Question

Use the data below to test the following claim. A used car dealer says that the mean price of a three-year-old sport utility vehicle (in good condition) is $20,000. You suspect this claim is incorrect and find that a random sample of 22 similar vehicles has a mean price of $20,640 and a standard deviation of $1990. Is there enough evidence to reject the claim at a 0.05? Assume the population is normally distributed

a) Identify the claim and state He and Ha
b) Find the critical value(s) and identify the rejection region(s)
c) Find the standardized test statistic.
d) Decide whether to reject or fail to reject or fail to reject the null hypothesis
e) Interpret the decision in the context of the original claim.

Answer 1

(a) Null Hypothesis,
`H_0` :
`\mu` = $20,000 {means that the mean price of a three-year-old sport utility vehicle (in good condition) is $20,000}

Alternate Hypothesis,
`H_A` :
`\mu\\eq` $20,000 {means that the mean price of a three-year-old sport utility vehicle (in good condition) is different from $20,000}

(b) Critical values of t are -2.08 and 2.08 at 21 degree of freedom.

(c) The test statistics is 1.508.

(d) We fail to reject the null hypothesis.

(e) We conclude that the mean price of a three-year-old sport utility vehicle (in good condition) is $20,000.

Explanation:

We are given that a random sample of 22 similar vehicles has a mean price of $20,640 and a standard deviation of $1990.

We have to test the claim of a used car dealer who says that the mean price of a three-year-old sport utility vehicle (in good condition) is $20,000.

Let
`\mu` = mean price of a three-year-old sport utility vehicle.

SO, Null Hypothesis,
`H_0` :
`\mu` = $20,000 {means that the mean price of a three-year-old sport utility vehicle (in good condition) is $20,000}

Alternate Hypothesis,
`H_A` :
`\mu\\eq` $20,000 {means that the mean price of a three-year-old sport utility vehicle (in good condition) is different from $20,000}

The test statistics that will be used here is One-sample t test statistics as we don't know about the population standard deviation;

T.S. =
`(\bar X -\mu)/((s)/(√(n) ) )` ~
`t_n_-_1`

where,
`\bar X` = sample mean price of vehicles = $20,640

s = sample standard deviation = $1,990

n = sample of vehicles = 22

So, test statistics =
`(20,640-20,000)/((1,990)/(√(22) ) )` ~
`t_2_1`

= 1.508

Now at 0.05 significance level, the t table gives critical values of -2.08 and 2.08 at 21 degree of freedom for two-tailed test.

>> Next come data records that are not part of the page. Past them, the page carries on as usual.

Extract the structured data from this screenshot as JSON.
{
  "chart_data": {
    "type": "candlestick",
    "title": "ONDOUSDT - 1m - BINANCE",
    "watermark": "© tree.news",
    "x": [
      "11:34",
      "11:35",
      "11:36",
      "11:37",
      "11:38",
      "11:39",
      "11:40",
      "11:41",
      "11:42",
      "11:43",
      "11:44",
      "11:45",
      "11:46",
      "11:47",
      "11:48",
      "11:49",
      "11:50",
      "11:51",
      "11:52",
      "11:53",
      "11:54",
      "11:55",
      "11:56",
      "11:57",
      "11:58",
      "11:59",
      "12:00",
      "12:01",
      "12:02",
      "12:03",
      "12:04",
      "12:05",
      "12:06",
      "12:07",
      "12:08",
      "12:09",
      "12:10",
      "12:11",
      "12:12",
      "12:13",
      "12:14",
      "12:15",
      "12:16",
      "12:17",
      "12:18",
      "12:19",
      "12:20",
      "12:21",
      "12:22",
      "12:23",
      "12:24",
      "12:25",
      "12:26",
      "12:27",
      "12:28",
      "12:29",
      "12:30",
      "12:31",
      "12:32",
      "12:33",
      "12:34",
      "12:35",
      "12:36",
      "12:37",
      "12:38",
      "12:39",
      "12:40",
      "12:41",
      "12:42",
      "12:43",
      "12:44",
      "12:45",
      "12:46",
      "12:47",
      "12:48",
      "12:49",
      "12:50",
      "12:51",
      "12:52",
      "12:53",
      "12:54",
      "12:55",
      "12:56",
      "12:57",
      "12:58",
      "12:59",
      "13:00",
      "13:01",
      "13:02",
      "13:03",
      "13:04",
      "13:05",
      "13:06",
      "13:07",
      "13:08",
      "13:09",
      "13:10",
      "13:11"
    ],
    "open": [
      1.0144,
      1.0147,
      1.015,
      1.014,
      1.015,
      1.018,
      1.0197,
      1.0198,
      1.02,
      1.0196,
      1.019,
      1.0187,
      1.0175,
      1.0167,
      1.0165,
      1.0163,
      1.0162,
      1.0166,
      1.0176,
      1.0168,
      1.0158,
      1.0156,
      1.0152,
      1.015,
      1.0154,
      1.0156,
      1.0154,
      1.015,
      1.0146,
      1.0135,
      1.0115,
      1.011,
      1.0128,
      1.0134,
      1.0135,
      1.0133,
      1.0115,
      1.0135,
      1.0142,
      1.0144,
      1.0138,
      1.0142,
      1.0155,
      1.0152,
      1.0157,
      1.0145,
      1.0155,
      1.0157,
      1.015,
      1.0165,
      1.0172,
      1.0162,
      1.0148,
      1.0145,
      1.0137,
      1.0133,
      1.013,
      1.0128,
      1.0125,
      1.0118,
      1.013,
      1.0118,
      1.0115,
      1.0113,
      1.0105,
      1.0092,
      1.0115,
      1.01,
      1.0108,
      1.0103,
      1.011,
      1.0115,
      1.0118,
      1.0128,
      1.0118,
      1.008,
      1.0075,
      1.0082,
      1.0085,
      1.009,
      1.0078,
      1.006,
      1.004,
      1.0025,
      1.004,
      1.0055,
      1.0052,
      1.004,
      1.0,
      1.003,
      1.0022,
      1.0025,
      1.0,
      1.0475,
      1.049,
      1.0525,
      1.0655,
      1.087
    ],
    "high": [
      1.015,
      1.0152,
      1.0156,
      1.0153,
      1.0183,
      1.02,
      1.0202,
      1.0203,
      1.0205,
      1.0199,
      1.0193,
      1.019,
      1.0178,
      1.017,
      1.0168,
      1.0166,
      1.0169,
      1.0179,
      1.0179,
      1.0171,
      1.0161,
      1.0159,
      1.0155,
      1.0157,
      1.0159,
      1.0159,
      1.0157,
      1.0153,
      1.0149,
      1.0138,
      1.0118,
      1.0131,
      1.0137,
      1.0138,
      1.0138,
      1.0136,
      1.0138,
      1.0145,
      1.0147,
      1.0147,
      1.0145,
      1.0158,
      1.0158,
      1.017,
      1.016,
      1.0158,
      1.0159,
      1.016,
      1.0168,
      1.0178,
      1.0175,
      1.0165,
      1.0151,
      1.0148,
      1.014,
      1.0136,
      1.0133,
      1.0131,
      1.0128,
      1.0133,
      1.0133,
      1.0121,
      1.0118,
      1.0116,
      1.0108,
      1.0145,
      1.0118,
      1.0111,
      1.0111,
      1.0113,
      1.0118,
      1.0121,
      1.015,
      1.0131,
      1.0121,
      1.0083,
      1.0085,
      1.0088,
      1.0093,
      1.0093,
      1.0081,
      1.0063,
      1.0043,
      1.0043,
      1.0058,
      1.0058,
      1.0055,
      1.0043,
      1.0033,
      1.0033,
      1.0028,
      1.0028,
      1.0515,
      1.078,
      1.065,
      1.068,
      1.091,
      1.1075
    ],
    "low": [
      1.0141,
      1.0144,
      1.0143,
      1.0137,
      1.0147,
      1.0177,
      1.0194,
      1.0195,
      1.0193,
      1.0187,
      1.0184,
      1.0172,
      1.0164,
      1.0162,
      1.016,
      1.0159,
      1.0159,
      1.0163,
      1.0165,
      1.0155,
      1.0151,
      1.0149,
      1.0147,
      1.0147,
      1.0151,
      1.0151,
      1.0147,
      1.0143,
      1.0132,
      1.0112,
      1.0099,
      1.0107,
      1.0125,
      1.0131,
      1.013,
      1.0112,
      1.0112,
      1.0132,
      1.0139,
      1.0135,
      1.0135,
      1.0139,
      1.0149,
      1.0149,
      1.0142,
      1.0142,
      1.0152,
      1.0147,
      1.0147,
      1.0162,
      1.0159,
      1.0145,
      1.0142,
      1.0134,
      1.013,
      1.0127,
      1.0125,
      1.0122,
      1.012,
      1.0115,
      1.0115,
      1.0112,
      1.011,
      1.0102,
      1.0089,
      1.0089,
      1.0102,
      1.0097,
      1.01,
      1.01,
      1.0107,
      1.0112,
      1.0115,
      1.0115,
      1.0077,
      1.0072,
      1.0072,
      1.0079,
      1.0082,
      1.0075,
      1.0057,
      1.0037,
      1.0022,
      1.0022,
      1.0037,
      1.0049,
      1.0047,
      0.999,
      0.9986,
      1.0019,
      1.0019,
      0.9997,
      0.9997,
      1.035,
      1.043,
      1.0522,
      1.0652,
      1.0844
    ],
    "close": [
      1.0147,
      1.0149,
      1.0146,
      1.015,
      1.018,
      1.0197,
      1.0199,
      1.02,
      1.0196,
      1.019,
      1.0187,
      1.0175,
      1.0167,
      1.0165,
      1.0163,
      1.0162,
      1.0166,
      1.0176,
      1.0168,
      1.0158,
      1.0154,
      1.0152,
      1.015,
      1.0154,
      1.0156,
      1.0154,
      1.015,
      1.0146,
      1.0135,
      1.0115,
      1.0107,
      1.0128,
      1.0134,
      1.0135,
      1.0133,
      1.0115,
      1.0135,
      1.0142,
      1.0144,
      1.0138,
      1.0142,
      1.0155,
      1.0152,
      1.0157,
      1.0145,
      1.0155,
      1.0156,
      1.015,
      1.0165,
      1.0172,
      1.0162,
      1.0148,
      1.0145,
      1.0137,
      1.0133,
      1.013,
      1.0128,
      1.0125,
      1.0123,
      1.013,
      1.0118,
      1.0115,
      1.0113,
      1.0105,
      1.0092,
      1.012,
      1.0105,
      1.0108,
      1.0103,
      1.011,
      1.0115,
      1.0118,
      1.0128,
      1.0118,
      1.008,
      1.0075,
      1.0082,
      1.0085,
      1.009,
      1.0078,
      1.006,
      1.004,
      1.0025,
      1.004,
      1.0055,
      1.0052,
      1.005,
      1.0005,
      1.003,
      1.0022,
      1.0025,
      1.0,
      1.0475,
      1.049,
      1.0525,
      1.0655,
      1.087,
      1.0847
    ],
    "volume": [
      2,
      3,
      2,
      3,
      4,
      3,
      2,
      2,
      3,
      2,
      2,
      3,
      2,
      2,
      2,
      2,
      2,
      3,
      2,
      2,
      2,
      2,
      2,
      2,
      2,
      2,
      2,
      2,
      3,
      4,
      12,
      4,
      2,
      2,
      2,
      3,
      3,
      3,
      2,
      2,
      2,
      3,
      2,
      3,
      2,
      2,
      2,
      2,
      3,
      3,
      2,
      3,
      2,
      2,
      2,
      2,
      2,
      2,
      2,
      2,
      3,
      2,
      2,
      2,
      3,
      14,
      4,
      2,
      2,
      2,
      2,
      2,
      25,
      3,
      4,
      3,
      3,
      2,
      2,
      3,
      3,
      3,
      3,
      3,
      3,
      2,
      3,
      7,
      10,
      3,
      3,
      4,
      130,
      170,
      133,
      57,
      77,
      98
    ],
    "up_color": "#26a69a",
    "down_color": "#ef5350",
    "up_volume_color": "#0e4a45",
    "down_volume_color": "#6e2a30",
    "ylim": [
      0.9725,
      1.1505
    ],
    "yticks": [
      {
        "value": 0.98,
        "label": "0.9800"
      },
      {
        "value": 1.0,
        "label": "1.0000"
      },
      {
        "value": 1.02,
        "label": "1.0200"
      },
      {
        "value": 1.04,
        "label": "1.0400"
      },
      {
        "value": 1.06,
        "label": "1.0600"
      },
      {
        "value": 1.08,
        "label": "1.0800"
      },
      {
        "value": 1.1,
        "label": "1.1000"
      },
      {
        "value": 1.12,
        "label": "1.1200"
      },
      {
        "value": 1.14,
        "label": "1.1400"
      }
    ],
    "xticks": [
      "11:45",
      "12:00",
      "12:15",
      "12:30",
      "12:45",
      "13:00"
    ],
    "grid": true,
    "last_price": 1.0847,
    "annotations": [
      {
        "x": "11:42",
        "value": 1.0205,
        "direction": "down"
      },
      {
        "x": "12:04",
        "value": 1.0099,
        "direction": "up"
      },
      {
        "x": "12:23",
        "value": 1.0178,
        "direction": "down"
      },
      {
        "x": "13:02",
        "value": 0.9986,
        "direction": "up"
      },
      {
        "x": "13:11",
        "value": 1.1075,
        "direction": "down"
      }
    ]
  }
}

Since our test statistics lies within the range of critical values of t, so we have insufficient evidence to reject our null hypothesis as it will not fall in the rejection region due to which we fail to reject the null hypothesis.

Therefore, we conclude that the mean price of a three-year-old sport utility vehicle (in good condition) is $20,000.